Al momento in cui scrivo, non sono passate 24 ore dal triplice omicidio accaduto nel Tribunale di Milano e già si è scatenata una rissa senza precedenti fra politici e giudici che accusano i primi di essere gli “istigatori” dell’assassino, per le loro campagne di odio contro la magistratura. Domanda: cosa c’entra questo caso con lo scontro fra politici e magistrati?
Come dire che quello che un paio di anni fa sparò a piazza Montecitorio, ferendo gravemente un carabiniere, lo fece istigato dalla campagna di odio verso i politici o i carabinieri.
Ragioniamoci un po’ su. La cosa in sé si presenta come un caso eccezionale, al limite fra la follia individuale ed il crimine, ma sempre di carattere individuale.
Certamente è un omicidio premeditato (uno non si porta una pistola in Tribunale ed aggira i controlli, se non ha intenzione di fare quel che ha fatto), ma non sappiamo nulla del movente dell’assassino: è una persona esaltata convinta a torto o a ragione di aver subito un torto che ha deciso di vendicarsi (prima di tutto dal suo avvocato, a quanto pare)? E’ un delinquente professionale o, comunque un “guappo” abituato all’idea che ci si debba fare giustizia da sé? C’è dietro la storia molto più torbida di qualcuno che ha usato un uomo rovinato e ridotto alla disperazione, per colpire il magistrato per tutt’altra storia? Tutto è possibile e noi non abbiamo elementi per fare anche la più pallida ipotesi; in fondo, pare che le indagini ed i processi si facciano proprio per questo, per capire come è andata una certa vicenda ed irrogare eventualmente le pene.
Qui, invece, la sentenza è già uscita: il colpevole è la casta dei politici con le sue campagne di odio per le toghe. Come se fossimo in presenza di una mattanza di magistrati. Ma non pare che ci siano altri casi del genere, neppure meno gravi. O si sa di cittadini che aspettano sotto casa i magistrati per gonfiarli di botte? C’è molta insoddisfazione degli italiani per come funziona (male, molto male) la giustizia e di questo viene fatto giustamente carico ai magistrati, però, sin qui, questo stato di malessere non è sfociato in nessun episodio di violenza e questo è un caso individuale da studiare come tale. Anzi, il primo ad essere ammazzato è stato quel poveretto dell’avvocato, ma nessuno parla di campagne di odio verso gli avvocati e neppure contro i nipoti ed i soci d’affari. E non ci vuole molto a immaginare cosa saranno i funerali del magistrato ucciso che avranno luogo a Palazzo di Giustizia: si trasformeranno in un processo penale, solo che sul banco degli accusati non ci sarò Giardiello ma la classe politica, Renzi in testa.

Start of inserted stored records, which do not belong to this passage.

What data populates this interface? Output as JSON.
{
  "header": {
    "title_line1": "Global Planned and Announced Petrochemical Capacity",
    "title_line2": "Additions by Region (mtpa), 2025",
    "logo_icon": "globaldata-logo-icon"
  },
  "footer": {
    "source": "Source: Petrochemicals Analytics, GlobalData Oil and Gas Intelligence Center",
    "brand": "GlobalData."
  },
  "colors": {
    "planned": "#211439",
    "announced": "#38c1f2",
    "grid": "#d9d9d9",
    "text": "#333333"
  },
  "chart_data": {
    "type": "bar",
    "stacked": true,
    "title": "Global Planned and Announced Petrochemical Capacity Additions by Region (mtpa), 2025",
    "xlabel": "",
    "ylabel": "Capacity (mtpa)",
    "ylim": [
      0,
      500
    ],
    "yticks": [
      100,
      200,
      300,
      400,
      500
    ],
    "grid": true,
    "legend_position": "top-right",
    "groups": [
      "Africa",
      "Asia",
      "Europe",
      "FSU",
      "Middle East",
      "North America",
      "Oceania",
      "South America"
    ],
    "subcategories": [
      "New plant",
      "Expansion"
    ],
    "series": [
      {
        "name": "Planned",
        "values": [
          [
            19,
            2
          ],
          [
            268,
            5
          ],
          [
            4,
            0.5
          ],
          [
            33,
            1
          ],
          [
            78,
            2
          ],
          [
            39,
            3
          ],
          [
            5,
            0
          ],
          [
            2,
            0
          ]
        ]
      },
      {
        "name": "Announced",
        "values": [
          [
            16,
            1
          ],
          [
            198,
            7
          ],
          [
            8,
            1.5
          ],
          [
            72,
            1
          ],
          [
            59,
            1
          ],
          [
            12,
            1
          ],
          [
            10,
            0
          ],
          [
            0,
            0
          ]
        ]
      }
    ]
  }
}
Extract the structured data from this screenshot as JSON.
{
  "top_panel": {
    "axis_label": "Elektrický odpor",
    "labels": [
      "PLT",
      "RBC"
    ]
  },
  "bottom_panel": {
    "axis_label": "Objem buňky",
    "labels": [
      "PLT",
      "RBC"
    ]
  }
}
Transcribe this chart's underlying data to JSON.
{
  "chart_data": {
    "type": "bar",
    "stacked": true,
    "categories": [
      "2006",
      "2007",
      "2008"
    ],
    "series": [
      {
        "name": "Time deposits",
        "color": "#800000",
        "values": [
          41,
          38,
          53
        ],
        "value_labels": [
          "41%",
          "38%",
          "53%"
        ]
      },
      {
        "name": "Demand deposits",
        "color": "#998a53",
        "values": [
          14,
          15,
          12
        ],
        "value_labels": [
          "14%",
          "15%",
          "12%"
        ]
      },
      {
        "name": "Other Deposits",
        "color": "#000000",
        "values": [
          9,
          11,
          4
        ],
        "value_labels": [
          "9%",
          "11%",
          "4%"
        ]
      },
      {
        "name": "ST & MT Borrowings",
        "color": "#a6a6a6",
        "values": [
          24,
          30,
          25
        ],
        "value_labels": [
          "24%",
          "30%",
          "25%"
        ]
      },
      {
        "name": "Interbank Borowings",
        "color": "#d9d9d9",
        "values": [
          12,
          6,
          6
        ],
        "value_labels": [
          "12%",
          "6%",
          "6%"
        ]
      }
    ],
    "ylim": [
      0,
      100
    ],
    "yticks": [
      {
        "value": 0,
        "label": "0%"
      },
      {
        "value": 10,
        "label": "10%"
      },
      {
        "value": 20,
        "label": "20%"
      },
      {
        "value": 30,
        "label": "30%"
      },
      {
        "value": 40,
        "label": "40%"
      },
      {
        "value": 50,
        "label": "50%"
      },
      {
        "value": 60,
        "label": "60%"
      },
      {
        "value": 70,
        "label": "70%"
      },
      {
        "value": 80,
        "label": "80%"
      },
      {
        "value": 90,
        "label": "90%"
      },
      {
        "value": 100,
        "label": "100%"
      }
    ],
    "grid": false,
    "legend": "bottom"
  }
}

E allora, diciamoci le cose come stanno: questa è una strumentalizzazione bella e buona da parte della casta giudiziaria (che non è meno casta di quella politica) che ha preso la palla al balzo per avviare la “mani pulite bis”. E’ nell’aria un regolamento di conti fra magistrati e politici e si sentono già i primi tuoni del temporale in arrivo. Intendiamoci: lungi da me l’idea di difendere quei farabutti dei politici, i reati ci sono e vanno perseguiti, non ho nessuna simpatia per Renzi che è l’”innominato” di queste polemiche, ma da un punto di vista politico il problema non sono i reati di una classe politica certamente abietta, ma il regolamento di conti fra i due massimi poteri istituzionali della repubblica e per ragioni di equilibri di potere con cui lo Stato di Diritto e il principio di eguaglianza dei cittadini davanti alla legge hanno ben poco a che fare.
Spiace che una persona equilibrata e sicuramente perbene, come il Capo dello Stato, si sia lasciato andare a dichiarazioni così poco caute come quelle che abbiamo letto e che ci hanno richiamato gli sgradevoli ricordi di Saragat sul caso Annarumma e di Pertini sul caso 7 aprile. Un errore lo possono fare tutti.
Se questa ignobile classe politica farà la fine di quella (tutto sommato ben migliore) della Prima Repubblica non ci dispiacerà, anzi…, però questo stile di cambiare classe politica, non per ritiro del mandato politico da parte degli elettori, ma con l’”aiutino” del braccio secolare giudiziario, non è un sintomo di buona salute della democrazia e, come si dimostra, non serve neppure a sradicare la malapianta della corruzione. E’ un costume insano che ci ricorda il ricorso allo straniero per regolare i conti di casa così diffuso nel Cinquecento. Il risultato fu una catastrofe per il paese, speriamo che ora, mutatis mutandis, la storia non si ripeta.
Vorremmo vedere questa classe politica sprofondare nel più nero degli abissi, ma cacciata a furor di popolo, non a botta di sentenze e di carta bollata.